Long / Bull Moves - Link to Below Picture
Long / Bull Moves - GWW and IRM add / META, UNH, SMCI, ASTS holds / AZO, SNPS, JLL, NEE, TSLA, AVGO, and AMSC drops
Adds
GWW is an add because it ranked high in the screener with strong technicals. IRM is an add this week because we are feeling Bullish about the Real Estate sector, and we like its Net Options Sentiment trend. Our paid letter will get into it more below but we are moving to roll out our trade alerts product and IRM is a stock we found based on an impressive move up in its 1 Day Average Net Options Sentiment vs its 7 Day Trailing Average.
Holds
META and UNH are strong holds right now as evidenced by their high ranking in the screener and good technicals. SMCI is a hold due to a strong, positive Net Options Sentiment trend. Additionally, ASTS is a hold for a similarly strong Net Options Sentiment and Upside Breakout trend.
Drops
TSLA, AVGO, and AMSC are all drops having been both filtered out of our screener with poor technical performance. AZO is a drop because we are not feeling Bullish on Consumer Cyclical in light of the sector’s performance as well as concerns about consumer spending. SNPS is dropped due to poor technicals. JLL lost to IRM as our Real Estate pick mostly because of JLLs lower Upside. NEE has been dropped due to concerns for volatility in Utilities and Energy. We do not like these Sectors either way right now.

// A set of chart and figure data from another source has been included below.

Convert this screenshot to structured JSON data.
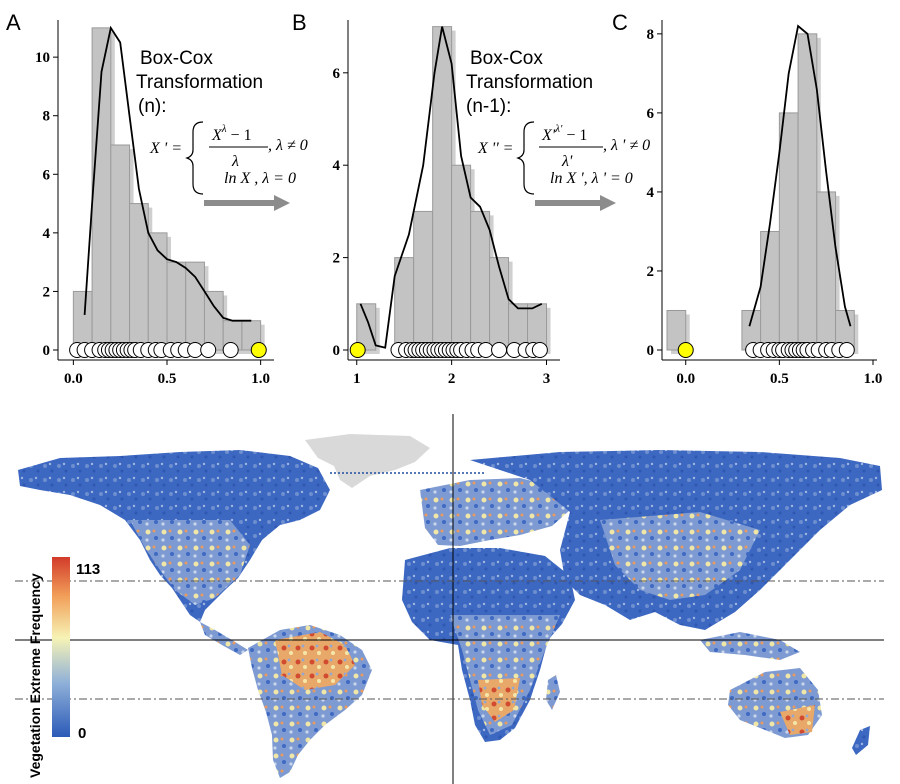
{
  "chart_data": [
    {
      "type": "bar",
      "panel": "A",
      "title": "",
      "bin_edges": [
        0.0,
        0.1,
        0.2,
        0.3,
        0.4,
        0.5,
        0.6,
        0.7,
        0.8,
        0.9,
        1.0
      ],
      "values": [
        2,
        11,
        7,
        5,
        4,
        3,
        3,
        2,
        1,
        1
      ],
      "xlim": [
        -0.05,
        1.05
      ],
      "ylim": [
        0,
        11.2
      ],
      "xticks": [
        "0.0",
        "0.5",
        "1.0"
      ],
      "yticks": [
        "0",
        "2",
        "4",
        "6",
        "8",
        "10"
      ],
      "density_curve": [
        [
          0.06,
          1.2
        ],
        [
          0.1,
          5
        ],
        [
          0.15,
          9.5
        ],
        [
          0.2,
          11
        ],
        [
          0.25,
          10.5
        ],
        [
          0.3,
          8
        ],
        [
          0.35,
          5.5
        ],
        [
          0.4,
          4
        ],
        [
          0.45,
          3.4
        ],
        [
          0.5,
          3.1
        ],
        [
          0.55,
          3
        ],
        [
          0.6,
          2.8
        ],
        [
          0.65,
          2.5
        ],
        [
          0.7,
          2
        ],
        [
          0.75,
          1.5
        ],
        [
          0.8,
          1.1
        ],
        [
          0.85,
          1
        ],
        [
          0.95,
          1
        ]
      ],
      "rug_points": [
        0.02,
        0.06,
        0.1,
        0.14,
        0.17,
        0.19,
        0.21,
        0.23,
        0.25,
        0.27,
        0.29,
        0.31,
        0.33,
        0.36,
        0.4,
        0.44,
        0.47,
        0.52,
        0.56,
        0.6,
        0.65,
        0.72,
        0.84
      ],
      "highlighted_point": 0.99
    },
    {
      "type": "bar",
      "panel": "B",
      "title": "",
      "bin_edges": [
        1.0,
        1.2,
        1.4,
        1.6,
        1.8,
        2.0,
        2.2,
        2.4,
        2.6,
        2.8,
        3.0
      ],
      "values": [
        1,
        0,
        2,
        3,
        7,
        4,
        3,
        2,
        1,
        1
      ],
      "xlim": [
        0.95,
        3.1
      ],
      "ylim": [
        0,
        7.1
      ],
      "xticks": [
        "1",
        "2",
        "3"
      ],
      "yticks": [
        "0",
        "2",
        "4",
        "6"
      ],
      "density_curve": [
        [
          1.04,
          1
        ],
        [
          1.12,
          0.6
        ],
        [
          1.2,
          0.1
        ],
        [
          1.3,
          0.05
        ],
        [
          1.4,
          1.6
        ],
        [
          1.55,
          2.5
        ],
        [
          1.7,
          4
        ],
        [
          1.82,
          6
        ],
        [
          1.9,
          7
        ],
        [
          2,
          6.2
        ],
        [
          2.1,
          4.2
        ],
        [
          2.2,
          3.3
        ],
        [
          2.3,
          3.1
        ],
        [
          2.4,
          2.6
        ],
        [
          2.5,
          1.8
        ],
        [
          2.6,
          1.1
        ],
        [
          2.7,
          0.9
        ],
        [
          2.85,
          0.9
        ],
        [
          2.95,
          1
        ]
      ],
      "rug_points": [
        1.44,
        1.52,
        1.58,
        1.62,
        1.66,
        1.7,
        1.74,
        1.78,
        1.82,
        1.86,
        1.9,
        1.94,
        1.98,
        2.02,
        2.06,
        2.1,
        2.16,
        2.22,
        2.28,
        2.36,
        2.5,
        2.66,
        2.78,
        2.86,
        2.93
      ],
      "highlighted_point": 1.01
    },
    {
      "type": "bar",
      "panel": "C",
      "title": "",
      "bin_edges": [
        -0.1,
        0.0,
        0.1,
        0.2,
        0.3,
        0.4,
        0.5,
        0.6,
        0.7,
        0.8,
        0.9
      ],
      "values": [
        1,
        0,
        0,
        0,
        1,
        3,
        6,
        8,
        4,
        1
      ],
      "xlim": [
        -0.1,
        1.0
      ],
      "ylim": [
        0,
        8.3
      ],
      "xticks": [
        "0.0",
        "0.5",
        "1.0"
      ],
      "yticks": [
        "0",
        "2",
        "4",
        "6",
        "8"
      ],
      "density_curve": [
        [
          0.34,
          0.6
        ],
        [
          0.4,
          1.6
        ],
        [
          0.45,
          3.2
        ],
        [
          0.5,
          5
        ],
        [
          0.55,
          7
        ],
        [
          0.6,
          8.2
        ],
        [
          0.65,
          8
        ],
        [
          0.7,
          6.6
        ],
        [
          0.75,
          4.5
        ],
        [
          0.8,
          2.6
        ],
        [
          0.85,
          1.1
        ],
        [
          0.88,
          0.6
        ]
      ],
      "rug_points": [
        0.36,
        0.4,
        0.44,
        0.47,
        0.5,
        0.52,
        0.55,
        0.57,
        0.59,
        0.61,
        0.63,
        0.65,
        0.68,
        0.71,
        0.75,
        0.78,
        0.82,
        0.86
      ],
      "highlighted_point": 0.0
    },
    {
      "type": "heatmap",
      "panel": "map",
      "colorbar": {
        "label": "Vegetation Extreme Frequency",
        "max": "113",
        "min": "0",
        "colors": [
          "#2b5ab8",
          "#8fb0d8",
          "#f6f3b6",
          "#f2a05a",
          "#d23b2a"
        ]
      }
    }
  ],
  "labels": {
    "a": "A",
    "b": "B",
    "c": "C"
  },
  "annotations": {
    "bc1_line1": "Box-Cox",
    "bc1_line2": "Transformation",
    "bc1_line3": "(n):",
    "bc2_line1": "Box-Cox",
    "bc2_line2": "Transformation",
    "bc2_line3": "(n-1):"
  },
  "equations": {
    "eq1_lhs": "X ' =",
    "eq1_num": "X",
    "eq1_sup": "λ",
    "eq1_minus": " − 1",
    "eq1_den": "λ",
    "eq1_cond": ", λ ≠ 0",
    "eq1_log": "ln X , λ = 0",
    "eq2_lhs": "X '' =",
    "eq2_num": "X'",
    "eq2_sup": "λ'",
    "eq2_minus": " − 1",
    "eq2_den": "λ'",
    "eq2_cond": ", λ ' ≠ 0",
    "eq2_log": "ln X ', λ ' = 0"
  },
  "colors": {
    "bar_fill": "#c3c3c3",
    "bar_stroke": "#9a9a9a",
    "shadow": "#cfcfcf",
    "highlight": "#ffff00",
    "arrow": "#8c8c8c",
    "land_greenland": "#d9d9d9"
  }
}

Short / Bear Moves - Link to Below Picture
Short / Bear Moves - LAMR, AIN, LCII, WMG, and COF adds / NAVI, RXT, CRNC, and ASND holds / WOLF, JNPR, ARKO, DEO, VLY, STX, DDOG, ON, LCID, AVT, PTEN, SWI, RAMP and DDS (not in this Screener but still a drop) Drops
Adds
LAMR had the most attractive move down in Net Options Sentiment averages. AIN and LCII were similarly identified and are adds confirming our Bearish position on consumer spending. WMG has strong technicals and we want a Bearish position on Communication Services to balance out some Sector concerns on our META hold. COF is added due to both the Financial Services sector performance alongside its good technical performance and large market cap balancing against some of our smaller cap holds.
Holds
NAVI is a hold due to its high ranking in the screener, our strong Bearish position on the Financial Services sector and decent technicals. We are holding RXT and CRNC for our Bearish position on Tech considering its monthly performance. They were chosen over WOLF due to better Net Options Sentiment trends. ASND will be held to hedge our long healthcare pick and we like its technical performance.
Drops
DEO, VLY, STX, DDOG, and ON are all drops because of their poor performance in the screener. LCID, AVT, PTEN, SWI, and RAMP are drops due to being filtered out with no overly attractive metric trends. WOLF lost to RXT and CRNC without an enticing net options trend. JNPR is a drop because of poor technical performance. ARKO is a drop, losing to AIN and LCII also due to less attractive metric trends.